U.S. wholesale inventories increased strongly in August amid a stagnation in sales, a potential sign of an unwanted build-up of goods as higher interest rates dampen demand, which could hurt the economy in the coming year.
The Commerce Department said on Friday that wholesale inventories jumped 1.3% as reported last month. Stocks at wholesalers rose 0.6% in July. August’s increase was in line with economists’ expectations.
Economists polled by Reuters had expected August inventories would be unrevised. Wholesale inventories increased 25.0% in August on a year-on-year basis. Inventories are a key part of gross domestic product.
Wholesale motor vehicle inventories accelerated 5.1% after 2.5% in July. Wholesale inventories, excluding autos, increased 0.9% in August. This component goes into the calculation of GDP and suggested that inventory investment could provide a lift to economic growth in the third quarter.

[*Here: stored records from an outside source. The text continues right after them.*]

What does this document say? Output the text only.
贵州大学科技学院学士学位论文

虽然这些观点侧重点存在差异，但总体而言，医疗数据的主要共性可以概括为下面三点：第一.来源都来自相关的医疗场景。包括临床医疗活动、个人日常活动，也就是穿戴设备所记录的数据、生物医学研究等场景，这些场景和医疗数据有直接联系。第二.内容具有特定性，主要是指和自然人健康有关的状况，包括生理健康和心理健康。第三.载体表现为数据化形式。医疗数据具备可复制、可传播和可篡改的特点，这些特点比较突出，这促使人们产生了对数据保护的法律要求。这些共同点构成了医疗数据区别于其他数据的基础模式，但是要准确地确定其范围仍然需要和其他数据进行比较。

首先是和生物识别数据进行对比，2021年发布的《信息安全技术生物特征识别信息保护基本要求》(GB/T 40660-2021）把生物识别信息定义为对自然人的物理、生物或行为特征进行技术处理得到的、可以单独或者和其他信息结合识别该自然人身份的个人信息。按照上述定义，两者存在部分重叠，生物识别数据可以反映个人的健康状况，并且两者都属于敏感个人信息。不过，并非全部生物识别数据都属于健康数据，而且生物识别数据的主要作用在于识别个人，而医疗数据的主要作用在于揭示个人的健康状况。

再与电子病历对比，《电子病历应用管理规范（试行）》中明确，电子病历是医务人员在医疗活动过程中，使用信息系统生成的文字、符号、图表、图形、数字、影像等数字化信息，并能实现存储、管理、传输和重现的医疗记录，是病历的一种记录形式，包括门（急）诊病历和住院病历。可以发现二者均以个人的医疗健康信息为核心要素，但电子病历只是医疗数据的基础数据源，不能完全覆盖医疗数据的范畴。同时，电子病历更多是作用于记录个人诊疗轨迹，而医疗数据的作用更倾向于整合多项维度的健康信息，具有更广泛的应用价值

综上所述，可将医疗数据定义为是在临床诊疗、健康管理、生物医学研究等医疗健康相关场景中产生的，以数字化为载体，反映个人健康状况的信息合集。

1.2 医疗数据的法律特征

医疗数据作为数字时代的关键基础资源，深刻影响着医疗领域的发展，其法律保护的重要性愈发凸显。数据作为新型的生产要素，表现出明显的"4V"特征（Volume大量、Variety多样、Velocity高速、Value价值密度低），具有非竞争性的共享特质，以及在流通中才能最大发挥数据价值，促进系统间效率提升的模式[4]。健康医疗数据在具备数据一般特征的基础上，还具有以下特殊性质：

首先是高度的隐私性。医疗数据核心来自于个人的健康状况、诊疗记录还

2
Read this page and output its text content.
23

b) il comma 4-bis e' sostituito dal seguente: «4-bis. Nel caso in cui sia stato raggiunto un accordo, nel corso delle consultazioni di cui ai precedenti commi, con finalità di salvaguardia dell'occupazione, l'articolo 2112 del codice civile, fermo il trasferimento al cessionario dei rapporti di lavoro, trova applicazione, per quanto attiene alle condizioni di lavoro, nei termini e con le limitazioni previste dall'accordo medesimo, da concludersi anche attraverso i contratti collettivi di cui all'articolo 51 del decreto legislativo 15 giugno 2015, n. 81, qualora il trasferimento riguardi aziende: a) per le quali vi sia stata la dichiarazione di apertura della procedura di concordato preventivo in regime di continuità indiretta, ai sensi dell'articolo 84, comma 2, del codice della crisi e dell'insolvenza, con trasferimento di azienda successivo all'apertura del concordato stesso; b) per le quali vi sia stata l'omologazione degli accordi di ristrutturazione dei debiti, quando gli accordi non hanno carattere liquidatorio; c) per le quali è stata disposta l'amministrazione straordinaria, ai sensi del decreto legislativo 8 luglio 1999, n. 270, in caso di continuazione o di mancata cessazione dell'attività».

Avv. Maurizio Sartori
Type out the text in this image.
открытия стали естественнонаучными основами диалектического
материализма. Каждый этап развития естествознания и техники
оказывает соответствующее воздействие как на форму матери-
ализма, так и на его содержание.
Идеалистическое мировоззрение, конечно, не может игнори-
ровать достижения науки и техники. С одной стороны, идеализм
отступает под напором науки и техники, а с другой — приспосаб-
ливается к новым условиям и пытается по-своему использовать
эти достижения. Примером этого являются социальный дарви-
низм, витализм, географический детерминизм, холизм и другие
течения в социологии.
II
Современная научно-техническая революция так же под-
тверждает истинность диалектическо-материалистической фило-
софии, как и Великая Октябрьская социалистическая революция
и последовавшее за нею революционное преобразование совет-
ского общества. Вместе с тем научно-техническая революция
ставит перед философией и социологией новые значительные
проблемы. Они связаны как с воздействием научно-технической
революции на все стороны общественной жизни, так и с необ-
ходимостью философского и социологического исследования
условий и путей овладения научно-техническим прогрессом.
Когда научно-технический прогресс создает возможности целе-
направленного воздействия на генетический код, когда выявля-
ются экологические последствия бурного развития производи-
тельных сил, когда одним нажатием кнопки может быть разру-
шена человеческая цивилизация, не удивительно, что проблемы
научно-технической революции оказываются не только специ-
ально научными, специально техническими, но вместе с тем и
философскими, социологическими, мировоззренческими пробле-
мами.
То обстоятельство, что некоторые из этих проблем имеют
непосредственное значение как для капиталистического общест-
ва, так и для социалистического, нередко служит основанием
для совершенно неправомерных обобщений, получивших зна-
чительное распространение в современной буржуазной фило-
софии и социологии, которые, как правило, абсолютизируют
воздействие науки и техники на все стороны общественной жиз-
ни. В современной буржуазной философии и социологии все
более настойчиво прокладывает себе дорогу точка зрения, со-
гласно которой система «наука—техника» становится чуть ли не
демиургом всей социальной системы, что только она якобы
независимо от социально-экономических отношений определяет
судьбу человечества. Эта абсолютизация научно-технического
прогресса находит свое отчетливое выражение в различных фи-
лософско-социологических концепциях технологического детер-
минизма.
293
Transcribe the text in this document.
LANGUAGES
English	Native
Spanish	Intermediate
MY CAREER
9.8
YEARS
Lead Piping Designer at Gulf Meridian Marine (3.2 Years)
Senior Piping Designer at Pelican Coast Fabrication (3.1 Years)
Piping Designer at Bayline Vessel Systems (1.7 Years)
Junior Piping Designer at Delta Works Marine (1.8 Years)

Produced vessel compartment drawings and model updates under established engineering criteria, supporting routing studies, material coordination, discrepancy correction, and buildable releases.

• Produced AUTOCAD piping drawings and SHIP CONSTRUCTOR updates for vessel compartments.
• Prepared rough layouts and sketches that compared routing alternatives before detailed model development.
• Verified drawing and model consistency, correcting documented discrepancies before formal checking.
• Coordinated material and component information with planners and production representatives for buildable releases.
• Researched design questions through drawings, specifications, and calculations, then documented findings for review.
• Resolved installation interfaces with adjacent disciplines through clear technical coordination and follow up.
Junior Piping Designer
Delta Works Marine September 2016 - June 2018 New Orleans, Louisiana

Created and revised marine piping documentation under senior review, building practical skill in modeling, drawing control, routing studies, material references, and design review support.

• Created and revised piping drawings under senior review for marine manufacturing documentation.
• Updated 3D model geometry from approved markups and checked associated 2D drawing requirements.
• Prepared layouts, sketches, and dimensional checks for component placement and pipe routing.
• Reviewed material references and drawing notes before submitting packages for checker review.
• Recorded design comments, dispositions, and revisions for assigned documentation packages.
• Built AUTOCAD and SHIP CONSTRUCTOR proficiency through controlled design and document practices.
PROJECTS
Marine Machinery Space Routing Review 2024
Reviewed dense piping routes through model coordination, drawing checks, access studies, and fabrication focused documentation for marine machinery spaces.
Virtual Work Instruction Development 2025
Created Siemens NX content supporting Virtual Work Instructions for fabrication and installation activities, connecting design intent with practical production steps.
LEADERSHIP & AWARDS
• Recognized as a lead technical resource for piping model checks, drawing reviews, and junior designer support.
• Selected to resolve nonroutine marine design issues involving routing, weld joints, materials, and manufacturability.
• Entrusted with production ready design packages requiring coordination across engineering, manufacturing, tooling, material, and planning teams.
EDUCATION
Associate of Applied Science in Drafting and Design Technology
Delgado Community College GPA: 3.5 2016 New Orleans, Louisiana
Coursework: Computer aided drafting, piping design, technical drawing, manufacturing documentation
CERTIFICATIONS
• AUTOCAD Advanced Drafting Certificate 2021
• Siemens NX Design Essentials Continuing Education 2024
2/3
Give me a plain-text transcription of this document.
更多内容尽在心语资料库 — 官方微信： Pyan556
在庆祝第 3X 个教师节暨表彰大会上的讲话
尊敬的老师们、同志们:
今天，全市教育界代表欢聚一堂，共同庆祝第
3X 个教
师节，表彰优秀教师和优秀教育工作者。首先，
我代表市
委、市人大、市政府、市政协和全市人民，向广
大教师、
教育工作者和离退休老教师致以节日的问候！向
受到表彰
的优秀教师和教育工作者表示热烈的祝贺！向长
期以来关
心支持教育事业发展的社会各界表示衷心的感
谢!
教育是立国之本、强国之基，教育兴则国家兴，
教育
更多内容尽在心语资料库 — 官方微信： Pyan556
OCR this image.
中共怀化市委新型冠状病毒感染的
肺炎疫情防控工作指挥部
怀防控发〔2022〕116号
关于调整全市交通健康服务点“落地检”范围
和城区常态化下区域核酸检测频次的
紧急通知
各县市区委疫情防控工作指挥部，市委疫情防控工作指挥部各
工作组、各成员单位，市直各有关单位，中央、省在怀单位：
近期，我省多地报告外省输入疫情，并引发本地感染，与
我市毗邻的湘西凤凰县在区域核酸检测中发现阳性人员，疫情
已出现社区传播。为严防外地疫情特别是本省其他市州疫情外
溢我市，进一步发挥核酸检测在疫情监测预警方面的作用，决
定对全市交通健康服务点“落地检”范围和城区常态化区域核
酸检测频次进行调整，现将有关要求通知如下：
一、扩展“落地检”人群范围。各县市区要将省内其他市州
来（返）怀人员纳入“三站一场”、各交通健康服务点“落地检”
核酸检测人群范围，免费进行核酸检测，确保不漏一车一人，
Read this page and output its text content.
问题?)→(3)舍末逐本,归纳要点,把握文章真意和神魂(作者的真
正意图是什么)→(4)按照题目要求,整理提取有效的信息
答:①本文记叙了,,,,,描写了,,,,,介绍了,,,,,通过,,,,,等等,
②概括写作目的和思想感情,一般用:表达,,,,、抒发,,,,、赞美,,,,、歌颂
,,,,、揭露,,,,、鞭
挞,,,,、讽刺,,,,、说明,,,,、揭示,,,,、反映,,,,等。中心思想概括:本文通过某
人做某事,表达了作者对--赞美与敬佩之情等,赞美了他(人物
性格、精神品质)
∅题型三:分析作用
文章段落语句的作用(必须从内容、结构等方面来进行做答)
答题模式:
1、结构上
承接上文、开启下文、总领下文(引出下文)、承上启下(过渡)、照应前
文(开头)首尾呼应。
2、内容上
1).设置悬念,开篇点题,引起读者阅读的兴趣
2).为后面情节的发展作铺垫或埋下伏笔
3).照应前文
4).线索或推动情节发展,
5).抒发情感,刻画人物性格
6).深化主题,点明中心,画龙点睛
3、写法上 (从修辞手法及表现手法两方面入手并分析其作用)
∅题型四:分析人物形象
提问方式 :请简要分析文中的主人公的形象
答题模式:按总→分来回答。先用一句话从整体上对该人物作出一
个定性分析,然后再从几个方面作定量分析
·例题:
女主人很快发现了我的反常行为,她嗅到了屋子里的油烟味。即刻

A sharp slowdown in the pace of inventory accumulation in the second quarter relative to the January-March quarter’s brisk rate weighed on GDP last quarter. The economy contracted at a 0.6% annualized rate in the second quarter after shrinking at a 1.6% pace in the January-March period.
An unwanted accumulation of inventory is bad for the economy as it reduces the incentive for businesses to order more stock, undercutting manufacturing.
Sales at wholesalers edged up 0.1% in August after falling 1.5% in July. At August’s sales pace it would take wholesalers 1.31 months to clear shelves, up from 1.29 months in July.